The results demonstrate that apart from genes listed in Tables 1, 2A and 2B, 15 additional genes, listed in Table 4A, were identified with the split cohort method and 4 genes, listed in Table 4B, by the cross validation method, which increased the predictive accuracy to 86% and 89% for the independent set and cross validation method, respectively. These genes play a key role in immune function, signal transduction processes and in apoptosis, all of which are highly relevant functions to the mechanisms of glucocorticoid responsiveness in asthma.

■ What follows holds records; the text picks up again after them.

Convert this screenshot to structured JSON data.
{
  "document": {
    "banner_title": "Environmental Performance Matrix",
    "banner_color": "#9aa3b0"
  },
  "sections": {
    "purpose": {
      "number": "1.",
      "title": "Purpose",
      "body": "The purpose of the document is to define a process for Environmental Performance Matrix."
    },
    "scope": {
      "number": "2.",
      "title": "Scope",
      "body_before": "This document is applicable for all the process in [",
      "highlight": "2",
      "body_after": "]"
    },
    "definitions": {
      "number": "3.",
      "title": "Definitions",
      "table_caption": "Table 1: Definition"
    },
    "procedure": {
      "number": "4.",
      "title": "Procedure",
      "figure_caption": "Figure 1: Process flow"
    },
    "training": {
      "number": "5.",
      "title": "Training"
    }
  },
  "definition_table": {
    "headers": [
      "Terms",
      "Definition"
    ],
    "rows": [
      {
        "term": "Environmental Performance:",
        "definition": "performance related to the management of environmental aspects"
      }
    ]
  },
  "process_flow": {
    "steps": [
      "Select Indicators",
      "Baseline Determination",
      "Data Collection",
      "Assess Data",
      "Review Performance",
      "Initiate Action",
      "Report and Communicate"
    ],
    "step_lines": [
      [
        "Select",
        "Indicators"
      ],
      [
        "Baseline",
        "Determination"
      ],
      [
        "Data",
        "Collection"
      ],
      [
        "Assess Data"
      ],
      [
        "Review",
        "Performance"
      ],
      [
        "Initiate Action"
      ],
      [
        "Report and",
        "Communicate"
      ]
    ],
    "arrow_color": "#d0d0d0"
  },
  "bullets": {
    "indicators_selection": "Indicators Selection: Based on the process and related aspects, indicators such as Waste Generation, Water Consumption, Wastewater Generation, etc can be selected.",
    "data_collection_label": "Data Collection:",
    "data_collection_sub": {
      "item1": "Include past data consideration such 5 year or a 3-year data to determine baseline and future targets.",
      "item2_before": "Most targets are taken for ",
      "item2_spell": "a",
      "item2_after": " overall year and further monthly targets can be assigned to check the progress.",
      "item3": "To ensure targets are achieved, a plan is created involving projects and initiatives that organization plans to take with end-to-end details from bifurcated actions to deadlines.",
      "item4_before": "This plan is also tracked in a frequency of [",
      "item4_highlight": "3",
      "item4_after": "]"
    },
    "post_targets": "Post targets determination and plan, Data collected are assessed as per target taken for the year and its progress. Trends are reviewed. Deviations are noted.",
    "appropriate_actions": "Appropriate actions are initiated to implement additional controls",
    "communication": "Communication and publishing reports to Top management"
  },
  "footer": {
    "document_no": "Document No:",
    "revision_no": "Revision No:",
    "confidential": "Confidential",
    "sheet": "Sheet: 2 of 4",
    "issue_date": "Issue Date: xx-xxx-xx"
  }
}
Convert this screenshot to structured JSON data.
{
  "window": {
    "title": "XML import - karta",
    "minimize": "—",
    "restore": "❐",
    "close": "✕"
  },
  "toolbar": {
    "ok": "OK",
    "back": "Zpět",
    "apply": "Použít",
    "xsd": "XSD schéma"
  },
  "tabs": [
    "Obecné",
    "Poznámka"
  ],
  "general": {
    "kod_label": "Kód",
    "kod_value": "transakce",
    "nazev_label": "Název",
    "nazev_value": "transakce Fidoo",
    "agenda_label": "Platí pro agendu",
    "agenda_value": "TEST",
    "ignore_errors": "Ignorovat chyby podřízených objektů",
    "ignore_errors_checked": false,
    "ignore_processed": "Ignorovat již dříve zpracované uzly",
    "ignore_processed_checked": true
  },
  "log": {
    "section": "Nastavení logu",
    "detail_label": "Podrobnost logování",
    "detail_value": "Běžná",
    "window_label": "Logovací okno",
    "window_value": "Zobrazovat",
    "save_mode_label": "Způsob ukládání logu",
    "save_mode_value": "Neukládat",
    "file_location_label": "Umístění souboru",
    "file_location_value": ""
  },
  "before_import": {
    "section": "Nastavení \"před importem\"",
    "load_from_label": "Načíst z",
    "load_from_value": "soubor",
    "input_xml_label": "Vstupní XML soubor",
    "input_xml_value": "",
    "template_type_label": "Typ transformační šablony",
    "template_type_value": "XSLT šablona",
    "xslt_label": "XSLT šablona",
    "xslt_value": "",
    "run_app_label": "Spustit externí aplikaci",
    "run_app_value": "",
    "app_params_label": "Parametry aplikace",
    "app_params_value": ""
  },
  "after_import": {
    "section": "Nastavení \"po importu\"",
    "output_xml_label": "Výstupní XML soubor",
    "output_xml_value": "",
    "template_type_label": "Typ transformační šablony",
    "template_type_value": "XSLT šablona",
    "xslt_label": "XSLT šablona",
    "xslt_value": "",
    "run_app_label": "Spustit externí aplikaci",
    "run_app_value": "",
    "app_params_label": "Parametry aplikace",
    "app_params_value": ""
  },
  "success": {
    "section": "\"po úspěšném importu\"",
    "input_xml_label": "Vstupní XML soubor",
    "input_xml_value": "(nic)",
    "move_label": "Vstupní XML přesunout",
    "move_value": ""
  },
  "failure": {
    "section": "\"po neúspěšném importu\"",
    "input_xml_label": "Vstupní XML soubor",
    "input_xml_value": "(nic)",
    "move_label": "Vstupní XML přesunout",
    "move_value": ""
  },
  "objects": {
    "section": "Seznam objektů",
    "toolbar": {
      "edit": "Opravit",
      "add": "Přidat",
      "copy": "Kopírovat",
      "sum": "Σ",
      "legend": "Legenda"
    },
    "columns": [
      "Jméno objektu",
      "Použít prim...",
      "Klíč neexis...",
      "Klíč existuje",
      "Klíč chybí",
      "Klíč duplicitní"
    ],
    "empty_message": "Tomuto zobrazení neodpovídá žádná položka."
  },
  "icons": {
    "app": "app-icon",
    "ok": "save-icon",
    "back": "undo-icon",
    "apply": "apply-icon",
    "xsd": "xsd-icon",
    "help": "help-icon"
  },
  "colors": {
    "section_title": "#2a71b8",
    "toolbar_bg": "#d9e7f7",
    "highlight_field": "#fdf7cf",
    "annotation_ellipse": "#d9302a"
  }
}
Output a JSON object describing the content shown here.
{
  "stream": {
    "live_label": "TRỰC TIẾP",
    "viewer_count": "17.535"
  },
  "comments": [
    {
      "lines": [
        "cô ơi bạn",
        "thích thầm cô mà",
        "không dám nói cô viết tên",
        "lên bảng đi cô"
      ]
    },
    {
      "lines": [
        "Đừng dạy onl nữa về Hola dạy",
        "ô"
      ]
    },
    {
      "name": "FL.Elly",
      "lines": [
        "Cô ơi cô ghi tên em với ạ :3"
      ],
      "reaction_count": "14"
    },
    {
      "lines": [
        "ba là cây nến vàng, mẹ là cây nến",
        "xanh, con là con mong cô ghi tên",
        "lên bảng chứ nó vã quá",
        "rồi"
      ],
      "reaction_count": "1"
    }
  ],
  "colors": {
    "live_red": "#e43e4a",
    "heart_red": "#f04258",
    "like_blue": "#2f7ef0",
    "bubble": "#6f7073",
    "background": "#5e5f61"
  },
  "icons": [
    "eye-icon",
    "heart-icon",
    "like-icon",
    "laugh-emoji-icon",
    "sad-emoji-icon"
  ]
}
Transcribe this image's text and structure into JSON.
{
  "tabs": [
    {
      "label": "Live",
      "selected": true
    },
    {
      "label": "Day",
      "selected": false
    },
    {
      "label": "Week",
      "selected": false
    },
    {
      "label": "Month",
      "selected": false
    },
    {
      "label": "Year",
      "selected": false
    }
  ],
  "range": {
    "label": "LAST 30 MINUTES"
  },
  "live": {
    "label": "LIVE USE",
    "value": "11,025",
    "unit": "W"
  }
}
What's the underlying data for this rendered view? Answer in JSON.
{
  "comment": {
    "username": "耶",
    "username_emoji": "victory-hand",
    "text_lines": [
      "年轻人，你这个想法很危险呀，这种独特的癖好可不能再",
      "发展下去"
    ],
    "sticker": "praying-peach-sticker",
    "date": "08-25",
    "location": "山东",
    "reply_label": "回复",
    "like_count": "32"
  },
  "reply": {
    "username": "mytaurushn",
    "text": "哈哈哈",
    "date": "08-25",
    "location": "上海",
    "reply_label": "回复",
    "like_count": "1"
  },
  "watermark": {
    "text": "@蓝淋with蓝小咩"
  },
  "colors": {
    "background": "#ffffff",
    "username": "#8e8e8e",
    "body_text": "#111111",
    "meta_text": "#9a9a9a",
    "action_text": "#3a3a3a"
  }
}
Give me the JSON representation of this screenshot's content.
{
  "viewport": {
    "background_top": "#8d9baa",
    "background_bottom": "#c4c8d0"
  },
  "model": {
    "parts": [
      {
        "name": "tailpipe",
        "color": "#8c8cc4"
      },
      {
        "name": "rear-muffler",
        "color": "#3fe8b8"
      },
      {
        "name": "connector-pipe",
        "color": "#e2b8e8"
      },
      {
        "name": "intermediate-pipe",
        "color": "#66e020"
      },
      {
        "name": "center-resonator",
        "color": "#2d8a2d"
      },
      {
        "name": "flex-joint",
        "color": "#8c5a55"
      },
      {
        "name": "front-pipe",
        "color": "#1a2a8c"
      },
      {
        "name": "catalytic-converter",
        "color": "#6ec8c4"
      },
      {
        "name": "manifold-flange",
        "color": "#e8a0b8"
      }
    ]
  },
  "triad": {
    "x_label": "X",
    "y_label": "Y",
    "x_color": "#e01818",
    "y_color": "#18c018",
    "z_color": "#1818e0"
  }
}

Apart from genes that demonstrated predictive accuracy in the around 80%, a large number of genes were found to be differentially expressed between the two patient groups. Of those, the genes listed in Tables 5A-E contributed to the predictive signal that was found. These genes were identified by applying the biological approach of the experimental set up (i.e., genes upregulated or downregulated by IL-1β/TNFα and reversed, at least in part by GC). The ultimate value of the genes in Tables 5A-5E with respect to glucocorticoid prediction will be known when these genes have been validated in a larger cohort of patients.
While this invention has been particularly shown and described with references to preferred embodiments thereof, it will be understood by those skilled in the art that various changes in form and details may be made therein without departing from the scope of the invention encompassed by the appended claims.